Na época, causaram espanto, mas também propiciaram reflexões, no Brasil e no mundo, frases célebres como esta: “Enquanto metade da humanidade não come, a outra metade não dorme, com medo da que não come”.
Na sua obra clássica, ele desenhou o mapa da fome no Brasil, dividindo-o em cinco partes, de acordo com o contexto alimentar de cada uma: Amazônia, Nordeste açucareiro (apenas Zona da Mata e litoral), Sertão Nordestino, Centro-Oeste (aqui ele incluiu Minas Gerais) e o Sul.
Josué destinou um capítulo a cada uma região e abordou o processo de colonização das áreas, de produção de alimentos e de aparecimento de doenças nos moradores, entre outros aspectos.

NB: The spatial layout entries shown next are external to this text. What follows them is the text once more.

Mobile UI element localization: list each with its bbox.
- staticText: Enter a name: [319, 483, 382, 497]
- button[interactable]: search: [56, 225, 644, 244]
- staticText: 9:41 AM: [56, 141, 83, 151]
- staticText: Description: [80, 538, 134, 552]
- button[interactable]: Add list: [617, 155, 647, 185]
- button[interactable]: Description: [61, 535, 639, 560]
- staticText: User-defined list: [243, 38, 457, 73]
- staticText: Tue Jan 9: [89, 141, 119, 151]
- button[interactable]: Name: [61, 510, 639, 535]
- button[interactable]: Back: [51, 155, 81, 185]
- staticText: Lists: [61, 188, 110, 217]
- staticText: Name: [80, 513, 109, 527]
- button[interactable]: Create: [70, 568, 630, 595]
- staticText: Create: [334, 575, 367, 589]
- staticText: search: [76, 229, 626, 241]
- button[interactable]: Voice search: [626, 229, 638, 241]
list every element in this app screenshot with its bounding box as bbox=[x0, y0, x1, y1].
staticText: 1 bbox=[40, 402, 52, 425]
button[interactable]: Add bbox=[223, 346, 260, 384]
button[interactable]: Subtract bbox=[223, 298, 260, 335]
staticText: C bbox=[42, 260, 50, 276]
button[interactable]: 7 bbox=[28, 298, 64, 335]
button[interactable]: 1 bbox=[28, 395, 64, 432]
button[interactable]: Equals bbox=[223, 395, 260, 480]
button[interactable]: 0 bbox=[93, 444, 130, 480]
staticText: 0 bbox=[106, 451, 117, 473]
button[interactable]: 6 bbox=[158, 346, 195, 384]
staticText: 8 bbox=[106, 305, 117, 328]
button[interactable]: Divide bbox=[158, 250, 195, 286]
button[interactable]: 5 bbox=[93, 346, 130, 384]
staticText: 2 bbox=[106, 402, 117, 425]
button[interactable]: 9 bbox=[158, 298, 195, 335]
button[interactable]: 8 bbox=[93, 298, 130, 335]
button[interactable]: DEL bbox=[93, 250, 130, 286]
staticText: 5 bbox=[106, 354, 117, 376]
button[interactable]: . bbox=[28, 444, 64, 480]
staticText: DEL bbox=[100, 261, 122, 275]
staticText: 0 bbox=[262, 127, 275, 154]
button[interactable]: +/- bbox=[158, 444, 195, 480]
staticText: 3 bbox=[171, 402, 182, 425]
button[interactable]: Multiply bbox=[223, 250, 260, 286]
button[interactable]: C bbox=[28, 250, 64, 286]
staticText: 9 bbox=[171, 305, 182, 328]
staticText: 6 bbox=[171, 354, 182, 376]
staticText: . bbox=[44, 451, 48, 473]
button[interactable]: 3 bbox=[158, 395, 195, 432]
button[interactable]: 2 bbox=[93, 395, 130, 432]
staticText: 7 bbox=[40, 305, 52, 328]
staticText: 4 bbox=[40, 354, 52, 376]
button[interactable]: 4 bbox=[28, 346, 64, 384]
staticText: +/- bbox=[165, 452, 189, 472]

O livro, que teve prefácio de Alceu Amoroso Lima (Tristão de Athayde), foi oferecido a Euclides da Cunha, Rachel de Queiroz e José Américo de Almeida, que ele chamou de “os romancistas da fome no Brasil”.
Vida e obra
Josué Apolônio de Castro nasceu em 5 de setembro de 1908, no Recife, capital de Pernambuco, e faleceu em 24 de setembro de 1973, no exílio, em Paris (o país vivia sob o regime militar). Foi médico, nutrólogo, geógrafo, sociólogo, político, intelectual e, sobretudo, um humanista brasileiro, indicado três vezes ao Prêmio Nobel da Paz.
Ele foi embaixador do Brasil na Organização das Nações Unidas para Alimentação e Agricultura (FAO), no qual presidiu o conselho executivo. Ganhou diversos prêmios literários, de sociologia e direitos humanos, por suas ideias progressistas e libertárias. No conjunto da obra, possui dezenas de livros publicados e traduzidos para 25 idiomas, entre eles “O Livro Negro da Fome”, “Sete Palmos de Terra e um Caixão” e “Homens e Caranguejos”.
Seus estudos e pesquisas criaram as bases para a instituição do salário mínimo e do Programa Nacional de Alimentação Escolar. Pelas ideias que defendeu, em caráter pioneiro, pelo legado que dedicou às gerações seguintes e pelo exemplo de vida que deixou, Josué de Castro é o patrono do Conselho Nacional de Segurança Alimentar e Nutricional (Consea).